The so-called defeat devices turn on pollution controls when the car is undergoing testing, and off when it is back on the road, allowing it to spew out harmful levels of nitrogen oxide.
The revelations have sparked investigations in several countries but they turned out to be only the beginning as Volkswagen last week admitted that it also understated carbon emissions, for 800,000 vehicles.
On Friday, the company said the revelations have had an impact on car sales, with demand for the group's 12 brands -- including Audi, Skoda and Porsche -- down 3.5 percent to 831,300.
And for cars bearing the VW badge, sales fell 5.3 percent for the month.
"The Volkswagen passenger cars brand is experiencing challenging times. We not only face the diesel and CO2 issues but also tense situations on world markets," said Juergen Stackmann, chief of the Volkswagen brand.

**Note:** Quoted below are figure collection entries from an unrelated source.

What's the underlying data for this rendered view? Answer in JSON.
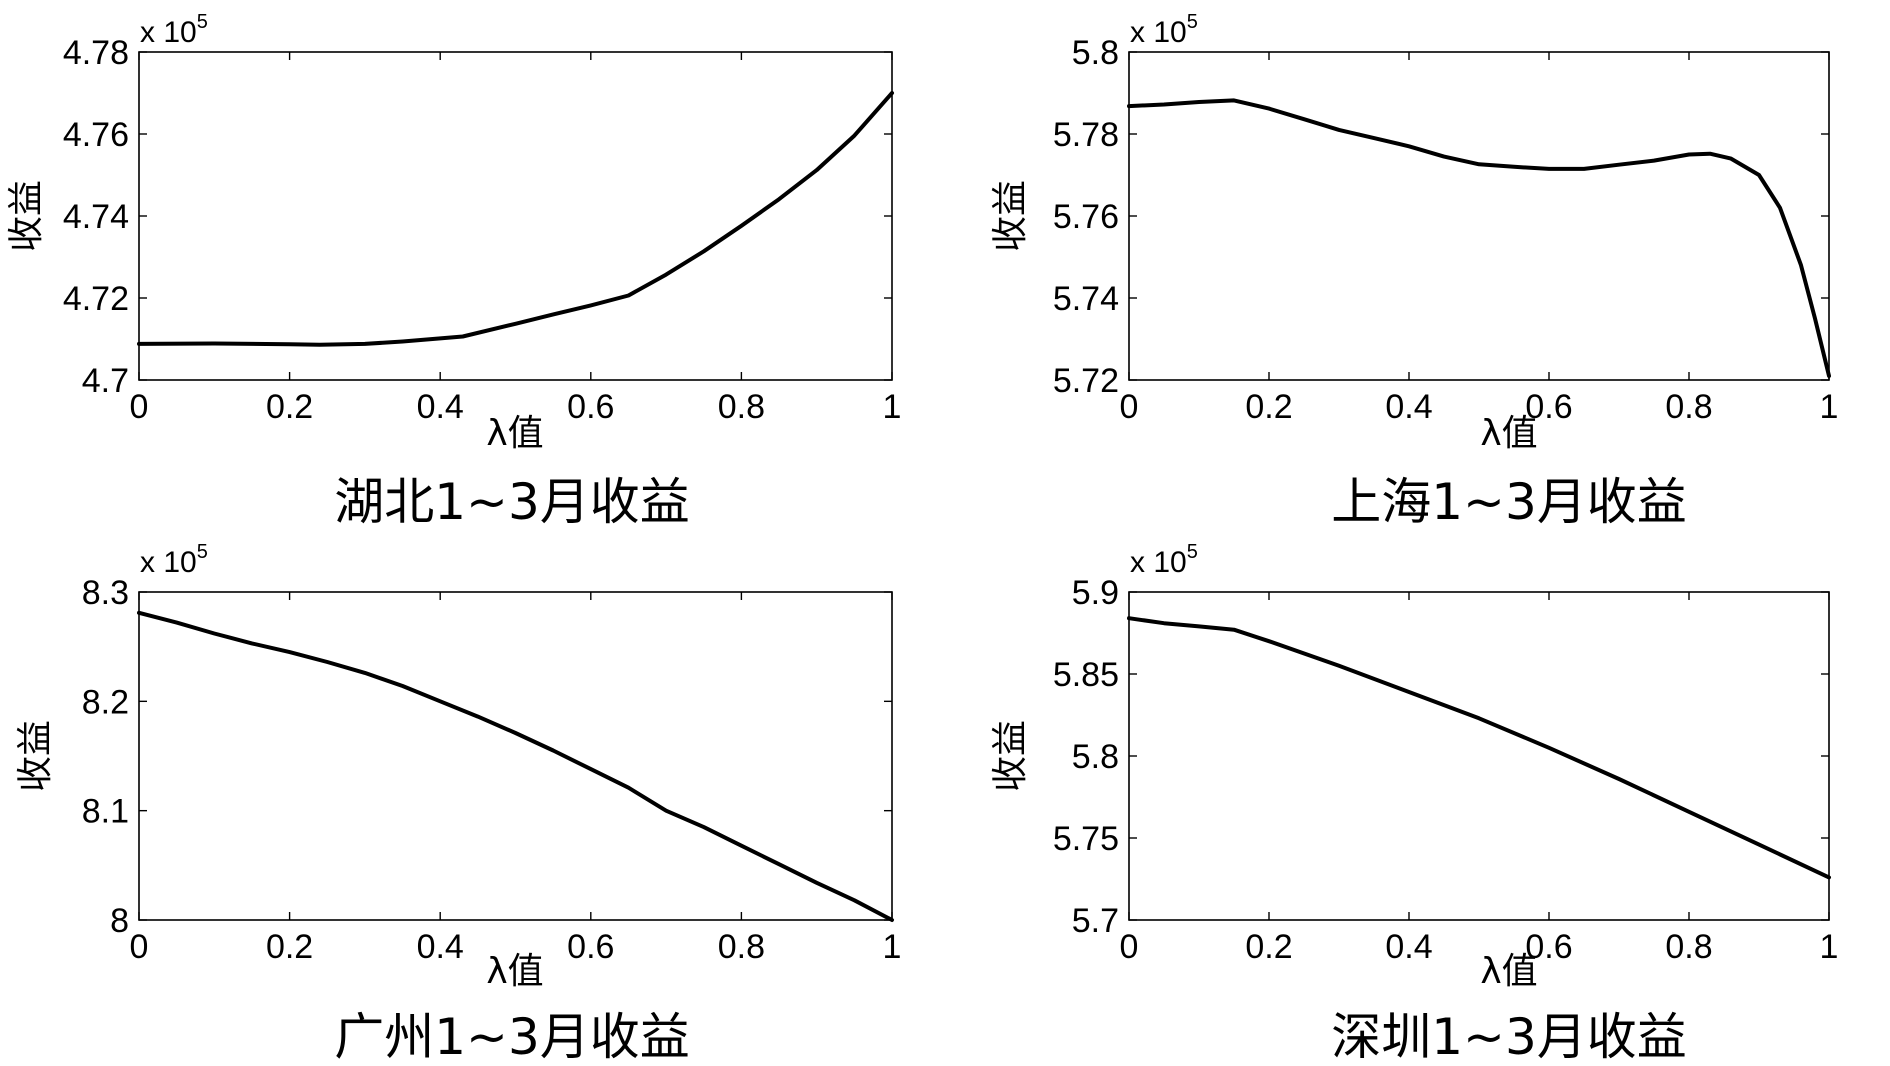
{
  "chart_data": [
    {
      "type": "line",
      "title": "湖北1~3月收益",
      "xlabel": "λ值",
      "ylabel": "收益",
      "y_exponent_label": "x 10",
      "y_exponent_power": "5",
      "xlim": [
        0,
        1
      ],
      "ylim": [
        4.7,
        4.78
      ],
      "x_ticks": [
        0,
        0.2,
        0.4,
        0.6,
        0.8,
        1
      ],
      "x_tick_labels": [
        "0",
        "0.2",
        "0.4",
        "0.6",
        "0.8",
        "1"
      ],
      "y_ticks": [
        4.7,
        4.72,
        4.74,
        4.76,
        4.78
      ],
      "y_tick_labels": [
        "4.7",
        "4.72",
        "4.74",
        "4.76",
        "4.78"
      ],
      "series": [
        {
          "x": [
            0,
            0.1,
            0.2,
            0.24,
            0.3,
            0.35,
            0.43,
            0.5,
            0.55,
            0.6,
            0.65,
            0.7,
            0.75,
            0.8,
            0.85,
            0.9,
            0.95,
            1.0
          ],
          "y": [
            4.7088,
            4.7089,
            4.7087,
            4.7086,
            4.7088,
            4.7094,
            4.7106,
            4.7137,
            4.716,
            4.7182,
            4.7206,
            4.7257,
            4.7314,
            4.7376,
            4.7441,
            4.7512,
            4.7596,
            4.77
          ]
        }
      ]
    },
    {
      "type": "line",
      "title": "上海1~3月收益",
      "xlabel": "λ值",
      "ylabel": "收益",
      "y_exponent_label": "x 10",
      "y_exponent_power": "5",
      "xlim": [
        0,
        1
      ],
      "ylim": [
        5.72,
        5.8
      ],
      "x_ticks": [
        0,
        0.2,
        0.4,
        0.6,
        0.8,
        1
      ],
      "x_tick_labels": [
        "0",
        "0.2",
        "0.4",
        "0.6",
        "0.8",
        "1"
      ],
      "y_ticks": [
        5.72,
        5.74,
        5.76,
        5.78,
        5.8
      ],
      "y_tick_labels": [
        "5.72",
        "5.74",
        "5.76",
        "5.78",
        "5.8"
      ],
      "series": [
        {
          "x": [
            0,
            0.05,
            0.1,
            0.15,
            0.2,
            0.25,
            0.3,
            0.35,
            0.4,
            0.45,
            0.5,
            0.55,
            0.6,
            0.65,
            0.7,
            0.75,
            0.8,
            0.83,
            0.86,
            0.9,
            0.93,
            0.96,
            0.98,
            1.0
          ],
          "y": [
            5.7868,
            5.7872,
            5.7878,
            5.7882,
            5.7862,
            5.7836,
            5.781,
            5.779,
            5.777,
            5.7745,
            5.7726,
            5.772,
            5.7715,
            5.7715,
            5.7725,
            5.7735,
            5.775,
            5.7752,
            5.774,
            5.77,
            5.762,
            5.748,
            5.735,
            5.721
          ]
        }
      ]
    },
    {
      "type": "line",
      "title": "广州1~3月收益",
      "xlabel": "λ值",
      "ylabel": "收益",
      "y_exponent_label": "x 10",
      "y_exponent_power": "5",
      "xlim": [
        0,
        1
      ],
      "ylim": [
        8.0,
        8.3
      ],
      "x_ticks": [
        0,
        0.2,
        0.4,
        0.6,
        0.8,
        1
      ],
      "x_tick_labels": [
        "0",
        "0.2",
        "0.4",
        "0.6",
        "0.8",
        "1"
      ],
      "y_ticks": [
        8.0,
        8.1,
        8.2,
        8.3
      ],
      "y_tick_labels": [
        "8",
        "8.1",
        "8.2",
        "8.3"
      ],
      "series": [
        {
          "x": [
            0,
            0.05,
            0.1,
            0.15,
            0.2,
            0.25,
            0.3,
            0.35,
            0.4,
            0.45,
            0.5,
            0.55,
            0.6,
            0.65,
            0.7,
            0.75,
            0.8,
            0.85,
            0.9,
            0.95,
            1.0
          ],
          "y": [
            8.281,
            8.272,
            8.262,
            8.253,
            8.245,
            8.236,
            8.226,
            8.214,
            8.2,
            8.186,
            8.171,
            8.155,
            8.138,
            8.121,
            8.1,
            8.085,
            8.068,
            8.051,
            8.034,
            8.018,
            8.0
          ]
        }
      ]
    },
    {
      "type": "line",
      "title": "深圳1~3月收益",
      "xlabel": "λ值",
      "ylabel": "收益",
      "y_exponent_label": "x 10",
      "y_exponent_power": "5",
      "xlim": [
        0,
        1
      ],
      "ylim": [
        5.7,
        5.9
      ],
      "x_ticks": [
        0,
        0.2,
        0.4,
        0.6,
        0.8,
        1
      ],
      "x_tick_labels": [
        "0",
        "0.2",
        "0.4",
        "0.6",
        "0.8",
        "1"
      ],
      "y_ticks": [
        5.7,
        5.75,
        5.8,
        5.85,
        5.9
      ],
      "y_tick_labels": [
        "5.7",
        "5.75",
        "5.8",
        "5.85",
        "5.9"
      ],
      "series": [
        {
          "x": [
            0,
            0.05,
            0.1,
            0.15,
            0.2,
            0.3,
            0.4,
            0.5,
            0.6,
            0.7,
            0.8,
            0.9,
            1.0
          ],
          "y": [
            5.884,
            5.881,
            5.879,
            5.877,
            5.87,
            5.855,
            5.839,
            5.823,
            5.805,
            5.786,
            5.766,
            5.746,
            5.726
          ]
        }
      ]
    }
  ]
}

"In western Europe, the temporary sales stops for vehicles affected by the diesel issue had an impact on sales," he added.
Deliveries of VW-brand cars slipped 1.3 percent in western Europe compared to a year ago, with weakening demand seen in Germany, Spain and Italy.
And for the group, sales for western Europe were down 1.2 percent.
VW group's sales were however lifted by its biggest market China, where deliveries rose 1.6 percent to 312,200 cars for the month.
The emissions cheating revelations have come at a heavy cost for the group, which booked its first quarterly loss in more than 15 years as it set aside 6.7 billion euros to cover the initial costs of the scandal.
Its market capitalisation has also been slashed by nearly 40 percent since September, when the scandal first broke.
On Friday, the group's shares were trading up 1.47 percent at 96.79 euros.